Hint: As we know that, the metals of transition series can reduce the number of compounds because these elements are rich in electrons and have d- orbital. Hydrogen gas in any reaction is released when the metal has more reducing power and weaker oxidizing power. If metal has more reducing power, it can give its electrons to hydrogen and then the hydrogen gas will be released.

Complete answer
In the transition rows, the zinc atom is the more reducing element as it has filled d- orbital and increased size among the first transition row.

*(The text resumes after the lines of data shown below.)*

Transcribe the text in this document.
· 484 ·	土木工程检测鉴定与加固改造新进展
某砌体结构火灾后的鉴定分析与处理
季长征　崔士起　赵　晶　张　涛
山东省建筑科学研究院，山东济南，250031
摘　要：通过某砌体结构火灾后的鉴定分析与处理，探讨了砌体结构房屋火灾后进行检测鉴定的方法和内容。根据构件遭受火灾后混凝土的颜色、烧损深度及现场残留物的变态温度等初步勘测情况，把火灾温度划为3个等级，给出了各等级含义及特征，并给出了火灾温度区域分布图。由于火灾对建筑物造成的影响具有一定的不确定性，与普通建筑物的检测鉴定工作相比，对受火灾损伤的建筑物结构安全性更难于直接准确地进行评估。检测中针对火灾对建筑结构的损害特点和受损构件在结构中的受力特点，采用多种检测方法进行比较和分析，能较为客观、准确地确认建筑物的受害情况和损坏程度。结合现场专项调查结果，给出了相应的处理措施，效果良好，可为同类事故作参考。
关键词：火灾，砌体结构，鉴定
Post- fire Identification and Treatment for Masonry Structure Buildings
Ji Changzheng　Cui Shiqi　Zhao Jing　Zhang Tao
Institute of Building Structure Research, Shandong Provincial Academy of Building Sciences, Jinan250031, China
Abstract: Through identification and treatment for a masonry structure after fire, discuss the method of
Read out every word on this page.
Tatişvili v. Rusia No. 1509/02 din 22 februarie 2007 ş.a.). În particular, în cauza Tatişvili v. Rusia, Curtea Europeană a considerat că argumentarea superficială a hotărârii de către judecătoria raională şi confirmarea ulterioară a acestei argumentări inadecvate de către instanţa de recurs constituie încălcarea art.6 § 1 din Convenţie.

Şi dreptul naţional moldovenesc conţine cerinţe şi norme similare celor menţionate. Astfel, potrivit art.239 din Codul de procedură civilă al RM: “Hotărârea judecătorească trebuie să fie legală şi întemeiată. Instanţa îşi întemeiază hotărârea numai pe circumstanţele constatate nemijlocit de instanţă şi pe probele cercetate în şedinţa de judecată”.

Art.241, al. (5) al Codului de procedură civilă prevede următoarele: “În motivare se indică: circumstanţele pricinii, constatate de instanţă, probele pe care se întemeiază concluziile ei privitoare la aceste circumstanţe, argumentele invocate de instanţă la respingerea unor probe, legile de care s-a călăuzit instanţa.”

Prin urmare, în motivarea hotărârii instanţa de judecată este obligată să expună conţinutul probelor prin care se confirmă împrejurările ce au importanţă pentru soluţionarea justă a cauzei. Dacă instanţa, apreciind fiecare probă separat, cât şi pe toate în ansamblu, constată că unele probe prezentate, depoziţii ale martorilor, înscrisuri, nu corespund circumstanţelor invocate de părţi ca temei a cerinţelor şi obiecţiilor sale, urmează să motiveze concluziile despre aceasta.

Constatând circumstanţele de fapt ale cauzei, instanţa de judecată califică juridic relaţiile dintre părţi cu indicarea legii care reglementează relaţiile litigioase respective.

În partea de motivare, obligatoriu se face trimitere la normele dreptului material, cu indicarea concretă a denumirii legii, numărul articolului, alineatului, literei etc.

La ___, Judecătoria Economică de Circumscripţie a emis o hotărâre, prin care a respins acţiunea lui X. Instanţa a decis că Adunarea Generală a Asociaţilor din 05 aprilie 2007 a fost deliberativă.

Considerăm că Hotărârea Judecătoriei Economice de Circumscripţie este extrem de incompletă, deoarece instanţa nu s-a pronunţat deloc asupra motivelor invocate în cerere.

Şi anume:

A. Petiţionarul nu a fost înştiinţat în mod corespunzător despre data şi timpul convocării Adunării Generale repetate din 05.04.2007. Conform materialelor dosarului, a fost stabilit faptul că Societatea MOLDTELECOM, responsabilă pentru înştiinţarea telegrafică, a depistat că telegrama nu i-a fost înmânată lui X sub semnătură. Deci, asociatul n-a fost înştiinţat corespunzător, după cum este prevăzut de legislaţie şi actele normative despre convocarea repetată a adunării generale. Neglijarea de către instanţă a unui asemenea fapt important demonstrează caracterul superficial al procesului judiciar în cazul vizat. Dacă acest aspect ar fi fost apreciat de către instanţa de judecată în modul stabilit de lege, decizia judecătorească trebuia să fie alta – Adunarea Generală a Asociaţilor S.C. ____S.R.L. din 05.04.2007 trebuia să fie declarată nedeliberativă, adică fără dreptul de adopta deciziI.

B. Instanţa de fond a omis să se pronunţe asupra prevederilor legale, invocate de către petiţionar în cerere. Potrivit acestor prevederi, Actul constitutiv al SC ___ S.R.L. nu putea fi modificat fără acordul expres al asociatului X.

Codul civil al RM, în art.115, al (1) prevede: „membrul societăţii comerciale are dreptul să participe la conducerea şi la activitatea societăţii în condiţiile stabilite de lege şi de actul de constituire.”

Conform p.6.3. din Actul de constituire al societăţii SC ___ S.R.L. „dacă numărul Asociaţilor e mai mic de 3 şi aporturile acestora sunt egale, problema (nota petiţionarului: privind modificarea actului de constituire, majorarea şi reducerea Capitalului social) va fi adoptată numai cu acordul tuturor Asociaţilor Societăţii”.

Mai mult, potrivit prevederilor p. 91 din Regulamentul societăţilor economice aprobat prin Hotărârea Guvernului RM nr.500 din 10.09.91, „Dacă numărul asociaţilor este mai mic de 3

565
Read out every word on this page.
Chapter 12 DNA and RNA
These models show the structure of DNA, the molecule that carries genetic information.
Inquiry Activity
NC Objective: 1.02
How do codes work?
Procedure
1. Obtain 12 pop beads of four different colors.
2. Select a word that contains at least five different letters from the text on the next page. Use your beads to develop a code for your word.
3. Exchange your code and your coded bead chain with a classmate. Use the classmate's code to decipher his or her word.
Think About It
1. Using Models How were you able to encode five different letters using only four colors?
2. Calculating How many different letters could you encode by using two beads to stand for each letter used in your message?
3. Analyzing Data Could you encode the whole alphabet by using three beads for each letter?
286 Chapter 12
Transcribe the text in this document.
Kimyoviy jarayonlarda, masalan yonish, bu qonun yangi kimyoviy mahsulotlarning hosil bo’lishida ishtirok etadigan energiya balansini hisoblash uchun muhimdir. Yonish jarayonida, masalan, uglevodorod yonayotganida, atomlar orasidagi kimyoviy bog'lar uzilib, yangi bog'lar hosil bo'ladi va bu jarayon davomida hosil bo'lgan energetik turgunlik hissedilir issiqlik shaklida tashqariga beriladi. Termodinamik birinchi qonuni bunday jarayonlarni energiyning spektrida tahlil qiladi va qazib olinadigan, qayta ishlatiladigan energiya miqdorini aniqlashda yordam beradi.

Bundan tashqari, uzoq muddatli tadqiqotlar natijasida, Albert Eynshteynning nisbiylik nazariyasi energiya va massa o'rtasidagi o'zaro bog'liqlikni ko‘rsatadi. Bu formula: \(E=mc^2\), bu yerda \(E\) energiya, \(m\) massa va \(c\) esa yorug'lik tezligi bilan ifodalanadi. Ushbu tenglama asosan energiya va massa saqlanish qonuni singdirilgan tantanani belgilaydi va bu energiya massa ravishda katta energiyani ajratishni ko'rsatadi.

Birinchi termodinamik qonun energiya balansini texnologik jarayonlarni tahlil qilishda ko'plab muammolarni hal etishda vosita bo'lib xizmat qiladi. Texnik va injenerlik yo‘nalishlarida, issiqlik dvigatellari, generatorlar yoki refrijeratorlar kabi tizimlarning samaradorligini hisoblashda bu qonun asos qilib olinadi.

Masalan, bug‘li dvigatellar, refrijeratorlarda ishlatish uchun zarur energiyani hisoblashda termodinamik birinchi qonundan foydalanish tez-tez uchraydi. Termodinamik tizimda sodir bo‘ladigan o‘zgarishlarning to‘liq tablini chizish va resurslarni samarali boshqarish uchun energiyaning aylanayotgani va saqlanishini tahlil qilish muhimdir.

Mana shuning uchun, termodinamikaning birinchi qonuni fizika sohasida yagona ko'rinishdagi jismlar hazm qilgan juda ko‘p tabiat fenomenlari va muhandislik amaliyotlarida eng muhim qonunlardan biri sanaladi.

The metal has a tendency to reduce hydrogen as well because its reducing potential in electrochemical series is found below to the hydrogen.
The release of hydrogen gas by zinc occurs as we can see in the following reaction-
\[{\rm{Zn}} + {\rm{ NaOH}} \to {\rm{N}}{{\rm{a}}_{\rm{2}}}{\rm{Zn}}{{\rm{O}}_{\rm{2}}} + {{\rm{H}}_{\rm{2}}}\]
Now let’s move towards the other options
In option (A), gold is a third- row transition metal and when it reacts with sodium cyanide, it forms complex by the coordination bonds as-
\[{\rm{4Au}} + {\rm{8NaCN + }}{{\rm{O}}_{\rm{2}}}{\rm{ + 2}}{{\rm{H}}_{\rm{2}}}{\rm{O}} \to {\rm{4Na}}\left[ {{\rm{Au}}{{\left( {{\rm{CN}}} \right)}_{\rm{2}}}} \right]{\rm{ + 4NaOH}}\]
In option (B), copper metal is found above than hydrogen in electrochemical series so, it cannot produce hydrogen gas as-
\[{\rm{Cu}} + {\rm{ 4HN}}{{\rm{O}}_3} \to {\rm{Cu}}{\left( {{\rm{N}}{{\rm{O}}_{\rm{3}}}} \right)_{\rm{2}}} + 2{{\rm{H}}_{\rm{2}}}{\rm{O}} + {\rm{2N}}{{\rm{O}}_{\rm{2}}}\]
 In option (C), iron metal is also found above than hydrogen in electrochemical series so, it cannot produce hydrogen gas as-
\[{\rm{Fe}} + {\rm{ 6HN}}{{\rm{O}}_3} \to {\rm{Fe}}{\left( {{\rm{N}}{{\rm{O}}_{\rm{3}}}} \right)_{\rm{3}}} + {\rm{3}}{{\rm{H}}_{\rm{2}}}{\rm{O}} + {\rm{3N}}{{\rm{O}}_{\rm{2}}}\]

Therefore, the correct option is option (D).

Note:
Generally, combination reactions are disproportionation reactions in which reduction and oxidation occurs simultaneously.The same element oxidizes and reduces at the same time.